You don’t get wild rounds of applause as the background noise at a coffee house.


Confetti Pink and Patriarchal Dudes

We pondered the absurdity of ice cream and shoe shopping when it was so black and rainy outside, but in the end my sister and I soldiered on after classes with our scheduled plans anyway.  We walked everywhere, hunched down over the sidewalks of long, dark, slick main thoroughfares in gleaming black rain jackets, mildly dazzled by dimly gleaming lights and the zooming of passing cars, our headphones in and our walk carrying the silence of the amiable.

We entered a lonely little few-table ice cream parlor first.  It was covered in gleaming glass and confetti pink.  I had a cup of late-night Oreos cookie n cream ice cream, while my sister got a big colorful ice cream cone.  We were the only patrons, aside from a heavily accented man trying to order ice cream ahead for later to the confused clerks, and a woman with her daughter celebrating the little girl’s birthday.

At one point I sneezed so loudly in the silence that my sister stared at me with big eyes, and I started laughing uncontrollably.  We fell into easier chatter after that, some strange spell broken.  We put on our collective bucket list an edible cookie dough place we recently learned about in New York, and nerded out over anime con stuff.

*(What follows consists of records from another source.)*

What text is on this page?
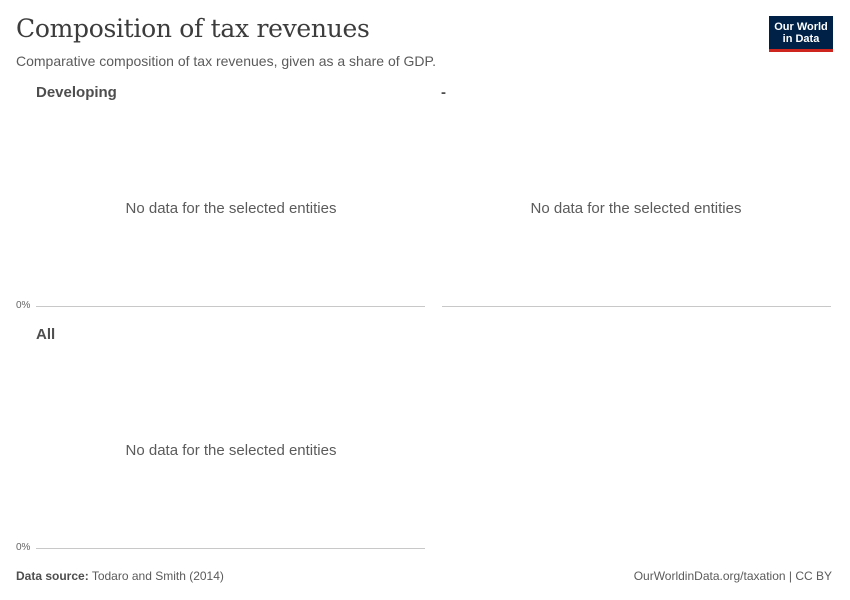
Composition of tax revenues

Comparative composition of tax revenues, given as a share of GDP.

Our World
in Data
Developing
No data for the selected entities
0%
-
No data for the selected entities
All
No data for the selected entities
0%
Data source: Todaro and Smith (2014)	OurWorldinData.org/taxation | CC BY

A big family entered the ice cream parlor as we left.  The mother was talking loudly enough for the clerks to overhear about “cheap ice cream.”

The gleaming single-story mall full of storefronts was nearly empty at this late hour.  A single red balloon was stuck to the ceiling in the quiet.  I’d needed some new summer shoes.  All I had right now were big, clunky black winter boots.

The extremely bored clerks in the aggressively red shoe shop immediately went to help me find the right shoes.  I shop fast – I get in, I get what I want, I get out.  I’m petite with an average woman’s shoe size, so it helps that I’m not terribly hard to shop for.  I chose grey and indigo crinkle patterned vans to go with my dark leggings and darker skinny jeans.

I’m boringly practical.  I only ever buy with debit, I buy shoes twice a year, and I never spend much time shopping.  I’m infamous for always picking out exactly what I want on the first try.

In other words, in patriarchal dude terms, I’m “kinda weird for a chick.”